Now, whenever possible, girls are encouraged to play and to lead as much as boys.

Some of the organizations partnering with the UN refugee agency to provide sports play and regain a piece of lost childhood include the European Football League and the International Volleyball Federation. In more established camps, organizations like Right to Play help to build field houses and create environments that allow for long-term opportunities to play while training local leaders to keep programs operational. These settings occur in some of the worst tracts of land a country can offer.

In newer camps spawned by the outpouring of Syrian refugees, like Zaatari, fields are leveled for play and leagues established as much as possible. Other opportunities to include the host community in the activities can cultivate a more stable social understanding and the beginnings of a hybrid community. Many host communities are not typically wealthy, and a large influx of refugees adds more pressures.

As Barnabe of Right to Play noted, “What brings people together better than sport and play?”

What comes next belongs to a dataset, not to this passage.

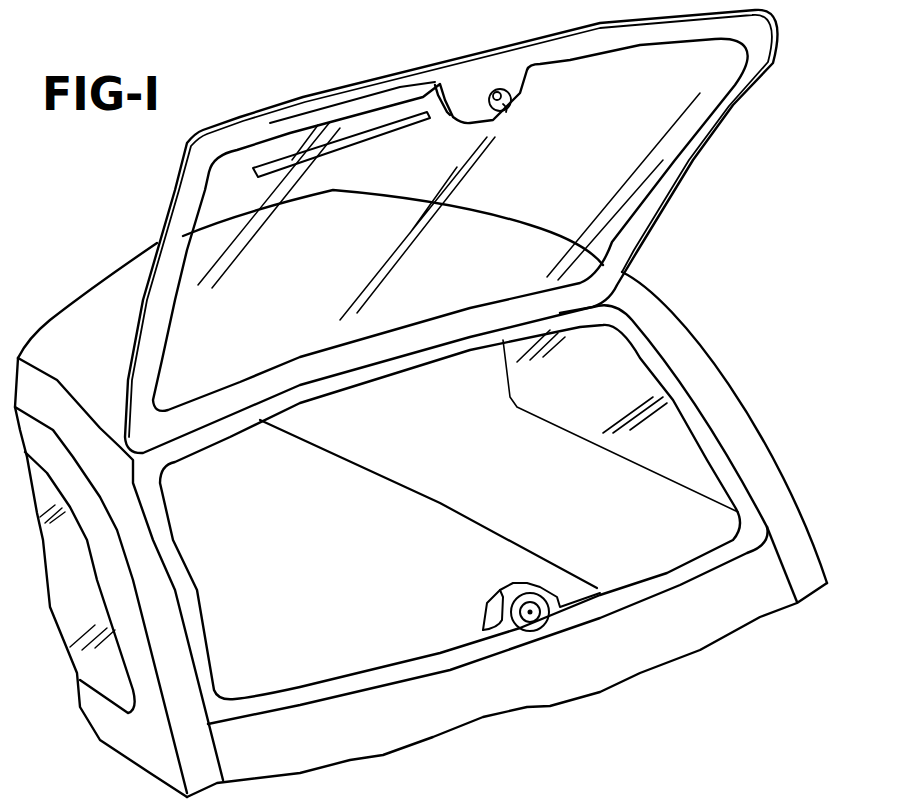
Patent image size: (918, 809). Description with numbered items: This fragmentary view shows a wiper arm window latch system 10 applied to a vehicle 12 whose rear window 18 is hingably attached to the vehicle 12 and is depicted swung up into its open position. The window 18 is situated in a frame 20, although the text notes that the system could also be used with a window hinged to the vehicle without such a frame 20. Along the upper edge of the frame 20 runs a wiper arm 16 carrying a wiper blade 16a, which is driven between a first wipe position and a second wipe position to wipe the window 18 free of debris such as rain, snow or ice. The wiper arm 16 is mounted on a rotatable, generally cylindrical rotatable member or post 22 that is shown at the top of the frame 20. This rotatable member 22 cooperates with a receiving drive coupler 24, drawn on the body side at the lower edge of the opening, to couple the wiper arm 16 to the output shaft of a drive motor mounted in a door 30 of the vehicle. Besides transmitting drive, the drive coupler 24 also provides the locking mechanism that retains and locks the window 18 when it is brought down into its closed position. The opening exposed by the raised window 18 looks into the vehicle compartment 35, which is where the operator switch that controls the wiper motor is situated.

Sports allow children to regain a sense of trust in their surroundings and keep close to what they had lost before they became refugees. “I could be in a camp in Africa, in Asia or Middle East, kids always ask me who my football team is,” Barnabe said. “I’m always kind of blown away by how much they love sports, follow sports and engage in sports. There’s something innate in sports that people identify with.”

Sports increasingly offer a chance to reach children throughout the world, helping them to excel in unstable environments. But the odds against a child from a refugee camp becoming an elite athlete are high.

The average caloric intake available in a camp is 1,500 daily; elite athletes diets range from 3,000 to 5,000 calories daily and up to 12,000 during intense periods like the Olympics.

Other problems crop up, like what can an athlete do after the Olympics? Return to life in the camp? Paths exist for athletes, even child athletes, who show promise to connect with schools and universities, thus opening doors for young refugees who wouldn’t normally have access to such luxuries. Yet those chances can be slim.

In 2003, John Chuol arrived in Kenya’s Kakuma camp by himself at age 10 from South Sudan. Basketball has been his route to a proper education since then. Chuol, ranked as one of Kenya’s best players, is deemed National Basketball Association quality and plays for the University of Nairobi. He recently told Xinhua, the Chinese news outlet, that he has resisted signing up to play for professional teams in the Kenya Basketball League to avoid jeopardizing his studies.

“I want to complete my studies and go back to South Sudan so that I can help others the way I was helped,” Chuol said. “The country really needs us.”